Inoltre, monitorano gli sviluppi sui mercati giapponesi dopo che il Primo Ministro
Sanae Takaichi ha dichiarato lunedì che intende sciogliere il parlamento e indire elezioni anticipate l'8 febbraio. Intanto, la
Banca Popolare Cinese ha mantenuto invariati i tassi di interesse principali sui prestiti a 1 e 5 anni, rispettivamente al 3% e al 3,5%.
Segno meno per il listino di
Tokyo, in una sessione caratterizzata da ampie vendite, con il
Nikkei 225 che accusa una discesa dell'1,11%, continuando sulla scia ribassista rappresentata da quattro cali consecutivi, in essere da giovedì scorso; sulla stessa linea, si muove in retromarcia
Shenzhen, che scivola dell'1,02%.
Shanghai è poco mossa.
Leggermente negativo
Hong Kong (-0,22%); come pure, in lieve ribasso
Seul (-0,39%).

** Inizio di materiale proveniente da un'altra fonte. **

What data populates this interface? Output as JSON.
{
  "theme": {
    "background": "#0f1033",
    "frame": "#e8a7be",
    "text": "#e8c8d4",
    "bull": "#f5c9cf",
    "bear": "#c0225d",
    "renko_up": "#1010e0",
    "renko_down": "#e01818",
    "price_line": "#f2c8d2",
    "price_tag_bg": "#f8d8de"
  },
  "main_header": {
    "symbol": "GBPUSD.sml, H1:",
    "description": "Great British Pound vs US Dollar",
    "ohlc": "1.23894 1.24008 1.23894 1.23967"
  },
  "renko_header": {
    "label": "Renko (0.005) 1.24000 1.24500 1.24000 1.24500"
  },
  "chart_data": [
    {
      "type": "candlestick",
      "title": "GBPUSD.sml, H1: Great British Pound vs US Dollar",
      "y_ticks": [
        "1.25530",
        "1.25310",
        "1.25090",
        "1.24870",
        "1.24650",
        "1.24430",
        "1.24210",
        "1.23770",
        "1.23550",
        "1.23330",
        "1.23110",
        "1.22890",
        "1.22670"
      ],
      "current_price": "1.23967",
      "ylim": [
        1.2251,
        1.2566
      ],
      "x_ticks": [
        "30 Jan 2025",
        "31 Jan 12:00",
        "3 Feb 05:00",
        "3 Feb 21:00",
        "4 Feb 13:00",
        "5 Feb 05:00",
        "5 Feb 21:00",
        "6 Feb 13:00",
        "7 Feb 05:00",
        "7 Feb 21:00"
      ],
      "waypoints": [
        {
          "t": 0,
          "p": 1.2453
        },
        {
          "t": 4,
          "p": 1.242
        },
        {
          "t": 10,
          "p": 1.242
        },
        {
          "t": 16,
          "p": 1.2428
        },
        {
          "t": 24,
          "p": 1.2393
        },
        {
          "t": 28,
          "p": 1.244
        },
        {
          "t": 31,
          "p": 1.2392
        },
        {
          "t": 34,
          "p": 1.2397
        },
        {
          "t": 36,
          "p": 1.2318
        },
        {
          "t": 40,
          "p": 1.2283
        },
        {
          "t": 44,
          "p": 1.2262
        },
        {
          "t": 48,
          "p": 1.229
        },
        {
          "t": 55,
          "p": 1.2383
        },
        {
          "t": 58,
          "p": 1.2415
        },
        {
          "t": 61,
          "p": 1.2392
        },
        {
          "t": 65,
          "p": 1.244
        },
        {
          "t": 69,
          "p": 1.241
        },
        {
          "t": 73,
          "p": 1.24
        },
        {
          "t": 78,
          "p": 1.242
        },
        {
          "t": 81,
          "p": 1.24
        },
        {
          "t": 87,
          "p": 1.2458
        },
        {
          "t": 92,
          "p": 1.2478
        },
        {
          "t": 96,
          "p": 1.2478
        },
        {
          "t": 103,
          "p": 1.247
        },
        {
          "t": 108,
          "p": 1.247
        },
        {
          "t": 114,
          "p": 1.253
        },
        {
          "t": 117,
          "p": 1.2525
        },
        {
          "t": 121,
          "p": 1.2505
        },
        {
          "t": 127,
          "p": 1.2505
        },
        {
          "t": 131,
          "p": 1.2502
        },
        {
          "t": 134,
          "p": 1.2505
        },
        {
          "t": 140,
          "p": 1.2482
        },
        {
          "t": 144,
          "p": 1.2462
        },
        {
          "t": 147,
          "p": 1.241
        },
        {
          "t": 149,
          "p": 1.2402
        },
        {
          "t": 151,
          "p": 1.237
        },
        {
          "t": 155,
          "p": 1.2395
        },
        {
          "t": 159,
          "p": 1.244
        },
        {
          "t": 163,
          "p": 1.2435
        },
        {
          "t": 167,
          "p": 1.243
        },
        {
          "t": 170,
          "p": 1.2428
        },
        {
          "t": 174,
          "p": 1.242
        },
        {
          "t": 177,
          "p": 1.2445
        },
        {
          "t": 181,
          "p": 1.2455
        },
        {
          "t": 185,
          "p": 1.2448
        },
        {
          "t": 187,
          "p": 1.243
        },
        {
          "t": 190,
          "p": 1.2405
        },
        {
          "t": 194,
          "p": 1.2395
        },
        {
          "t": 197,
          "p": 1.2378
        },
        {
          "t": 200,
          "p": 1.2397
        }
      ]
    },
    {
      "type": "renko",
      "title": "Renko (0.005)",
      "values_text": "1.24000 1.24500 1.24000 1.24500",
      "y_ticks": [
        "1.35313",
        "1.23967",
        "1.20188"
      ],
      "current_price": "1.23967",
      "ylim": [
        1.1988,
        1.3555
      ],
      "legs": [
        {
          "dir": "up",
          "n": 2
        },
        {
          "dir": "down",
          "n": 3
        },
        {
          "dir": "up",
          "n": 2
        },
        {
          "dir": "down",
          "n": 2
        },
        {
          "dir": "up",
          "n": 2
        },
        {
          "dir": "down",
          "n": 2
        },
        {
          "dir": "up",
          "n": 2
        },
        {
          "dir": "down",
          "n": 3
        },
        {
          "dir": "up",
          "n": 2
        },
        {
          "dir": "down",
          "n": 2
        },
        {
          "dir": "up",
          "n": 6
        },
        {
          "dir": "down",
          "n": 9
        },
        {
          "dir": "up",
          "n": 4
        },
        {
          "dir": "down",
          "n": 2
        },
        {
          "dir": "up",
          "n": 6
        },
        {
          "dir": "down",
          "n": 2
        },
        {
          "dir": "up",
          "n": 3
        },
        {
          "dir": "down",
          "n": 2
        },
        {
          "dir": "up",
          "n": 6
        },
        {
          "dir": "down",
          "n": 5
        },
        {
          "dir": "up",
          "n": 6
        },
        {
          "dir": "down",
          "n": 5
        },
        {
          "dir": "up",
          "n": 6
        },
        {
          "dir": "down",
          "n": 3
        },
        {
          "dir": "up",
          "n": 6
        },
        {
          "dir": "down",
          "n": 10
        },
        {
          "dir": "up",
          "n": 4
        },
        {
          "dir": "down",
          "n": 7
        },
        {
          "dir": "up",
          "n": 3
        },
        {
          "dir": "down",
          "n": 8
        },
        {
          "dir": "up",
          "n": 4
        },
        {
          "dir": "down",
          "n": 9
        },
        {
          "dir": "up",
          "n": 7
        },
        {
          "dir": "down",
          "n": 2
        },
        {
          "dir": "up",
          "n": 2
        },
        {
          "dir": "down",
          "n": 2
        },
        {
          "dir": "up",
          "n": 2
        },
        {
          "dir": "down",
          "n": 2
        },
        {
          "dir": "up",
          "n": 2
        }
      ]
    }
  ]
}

In frazionale calo
Mumbai (-0,48%); come pure, poco sotto la parità
Sydney (-0,61%).
Piccolo spunto rialzista per l'
euro contro la valuta nipponica, che allunga il passo mettendo a segno un rialzo dello 0,45%. Andamento piatto per l'
euro nei confronti della divisa cinese, che mostra una variazione percentuale pari a +0,12%. Appiattita la performance dell'
euro contro il dollaro hongkonghese, che tratta con un modesto +0,19%.
Il rendimento dell'
obbligazione decennale giapponese è pari 2,34%, mentre il rendimento del
titolo di Stato decennale cinese scambia 1,83%.
Tra le
grandezze macroeconomiche più importanti dei mercati asiatici:
Giovedì 22/01/2026 00:50
Giappone: Bilancia commerciale (atteso 357 Mld ¥; preced. 322,2 Mld ¥)
Venerdì 23/01/2026 00:30
Giappone: Prezzi consumo, annuale (preced. 2,9%)
01:30
Giappone: PMI manifatturiero (atteso 50,1 punti; preced. 50 punti).